Étant dicté par un vieux conditionnement, notre état réactionnel est en soi involontaire et le reconnaître pour ce qu’il est, tend à le désamorcer. Cet état témoigne de la peur qui reste en nous, de notre conditionnement, certes, mais puisque ledit état est justement ce qu’il nous est le plus accessible, le plus facile à reconnaître, ne nous en privons pas ! Et tant que nous ne nous permettons pas de reconnaître nos réactions, notre état réactionnel, nous ne pouvons pas nous libérer de ce qui en est la cause en nous. Il n’est et ne sera jamais trop tard ! Nous avons de « bonnes raisons » pour ne pas considérer notre état réactionnel (nous le verrons), mais il est vrai aussi que nous pouvons y être tellement identifiés que nous ne savons pas alors ce qu’est « être libre de la réaction ».
Notre réaction manifestée est une charge que nous n’avons pas appris à considérer, nous arrêtant à peine sur la charge reçue à travers la réaction d’autrui. Si vous êtes face à une personne dans la plainte (maltraitance) ou dans l’indignation (rejet), par exemple, vous pouvez sentir la charge énergétique qu’elle dégage. Et quand nous sommes à notre tour dans la réaction, quelle qu’elle soit, le monde autour de nous le sent de même, évidemment !
Si vous avez souvent auprès de vous quelqu’un qui est résigné (abandon) ou qui rumine tout le temps (trahison), il vous faudrait être coupé de votre sensibilité pour ne pas en éprouver un certain malaise ou au moins pour ne pas vous en rendre compte. Si vous avez auprès de vous et sur la durée quelqu’un qui acquiesce à tout ce que vous dites, qui se fait « bon élève » le cas échéant, qui se soumet donc (dévalorisé), vous pouvez également en éprouver un certain malaise. La docilité fait bien sûr l’affaire de certains « blessés », mais tout le monde n’attend pas des autres qu’ils se soumettent à lui.
Un malaise, une douleur est quelque chose que l’on éprouve, que l’on « prend » (que l’on a pris), et une réaction est quelque chose que l’on émet, que l’on impose, que l’on « balance ». Percevez le flux d’énergie opposé. En termes de souffrance, il y a un temps où l’on prend et il y a un temps où l’on rend, où l’on envoie. On prend du mal et on le renvoie. Du fait de notre mode réactionnel (découlant de nos blessures), soit nous déchargeons sur le monde de la négativité d’un puits sans fond, soit nous accumulons et cristallisons en nous de la négativité.

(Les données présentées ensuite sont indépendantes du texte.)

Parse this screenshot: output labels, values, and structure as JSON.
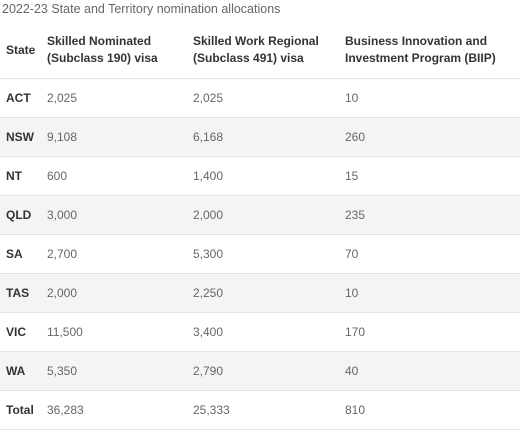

De surcroît, Qu’elles que soient nos cibles, ce ne sont jamais les bonnes et nous réalisons un jour que nous n’avons besoin d’aucune cible !
Si nous ne pouvons pas décider de ce qui vient à nous, pouvant cependant modifier la façon dont nous le vivons, nous pouvons assurément maîtriser ce que nous émettons, ce qui part de nous, ce que nous exprimons. Un grand nombre de nos vécus éprouvants sont les effets de notre conditionnement, de ce que nous avons émis antérieurement. La réaction de qui se voit vraiment réagir perd instantanément de sa véhémence. Et c’est aussi alors que ce qui vient à nous change radicalement.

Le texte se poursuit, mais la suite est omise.